A pioneering bill has been introduced in California that, if passed, would make kids’ sections in department store gender neutral.
“Let kids be kids,” tweeted State Assembly member Evan Low, who chairs the California Legislative LGBT Caucus. He’s co-sponsoring Assembly Bill 2826 with colleague Cristina Garcia, who chairs the California Legislative Women’s Caucus.
“Rather than having a separate boy’s or girl’s section, let’s just have a kid’s section,” Low KPIX-TV in the San Francisco Bay Area. “And that’s what the conversation is about.” (Check out the video above.)
If the bill passes, clothing, toys and childcare items would be in a gender neutral sections of large stores beginning Jan. 1, 2024.

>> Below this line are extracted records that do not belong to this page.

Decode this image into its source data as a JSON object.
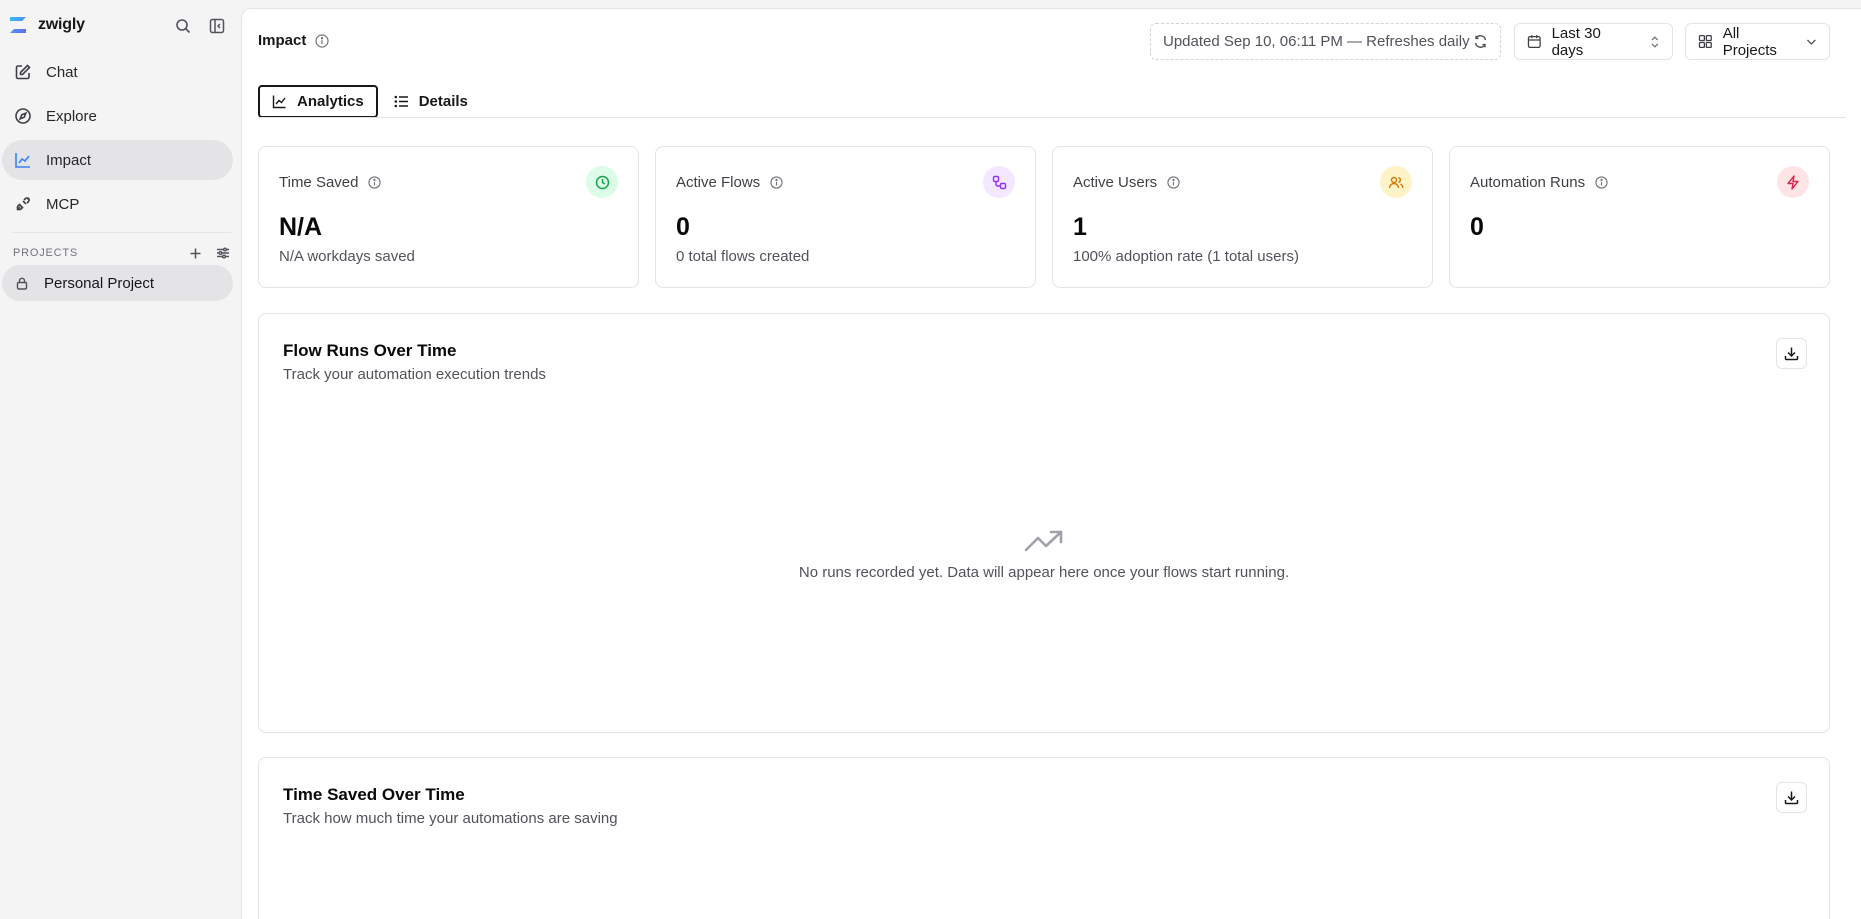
{
  "app": {
    "name": "zwigly"
  },
  "sidebar": {
    "items": [
      {
        "label": "Chat",
        "icon": "edit-icon"
      },
      {
        "label": "Explore",
        "icon": "compass-icon"
      },
      {
        "label": "Impact",
        "icon": "chart-line-icon",
        "active": true
      },
      {
        "label": "MCP",
        "icon": "plug-icon"
      }
    ],
    "projects_label": "PROJECTS",
    "projects": [
      {
        "label": "Personal Project",
        "icon": "lock-icon"
      }
    ]
  },
  "header": {
    "title": "Impact",
    "updated_text": "Updated Sep 10, 06:11 PM — Refreshes daily",
    "date_range": "Last 30 days",
    "project_filter": "All Projects"
  },
  "tabs": [
    {
      "label": "Analytics",
      "active": true
    },
    {
      "label": "Details",
      "active": false
    }
  ],
  "stats": [
    {
      "label": "Time Saved",
      "value": "N/A",
      "sub": "N/A workdays saved",
      "icon": "clock-icon",
      "color": "#16a34a",
      "bg": "#dcfce7"
    },
    {
      "label": "Active Flows",
      "value": "0",
      "sub": "0 total flows created",
      "icon": "workflow-icon",
      "color": "#9333ea",
      "bg": "#f3e8ff"
    },
    {
      "label": "Active Users",
      "value": "1",
      "sub": "100% adoption rate (1 total users)",
      "icon": "users-icon",
      "color": "#d97706",
      "bg": "#fef3c7"
    },
    {
      "label": "Automation Runs",
      "value": "0",
      "sub": "",
      "icon": "zap-icon",
      "color": "#e11d48",
      "bg": "#ffe4e6"
    }
  ],
  "panels": [
    {
      "title": "Flow Runs Over Time",
      "subtitle": "Track your automation execution trends",
      "empty_text": "No runs recorded yet. Data will appear here once your flows start running."
    },
    {
      "title": "Time Saved Over Time",
      "subtitle": "Track how much time your automations are saving"
    }
  ]
}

The bill would require retailers with 500 or more employees “to maintain undivided areas of its sales floor where the majority of those items being offered are displayed, regardless of whether an item has traditionally been marketed for either girls or for boys,” according to the Legislative Counsel’s digest of the bill.
The measure would also prohibit signs that indicate whether a particular product is for boys or girls.
Online retailers with a physical presence in California would also be required to label their toy and child care sections in a unisex or gender neutral way.
Stores that violate the policy would face fines up to $1,000.
Low said he was inspired in part by Target’s decision to eliminate gendered kids sections.
He’d like to think of the bill as a “watershed” move, but in reality, the industry is already doing it, and “we’re just trying to play catch up,” he told the Sacramento Bee.
Another source of inspiration was from the 9-year-daughter of one of his staff members who couldn’t understand why she had to go to the “boys’” section to find science-related toys.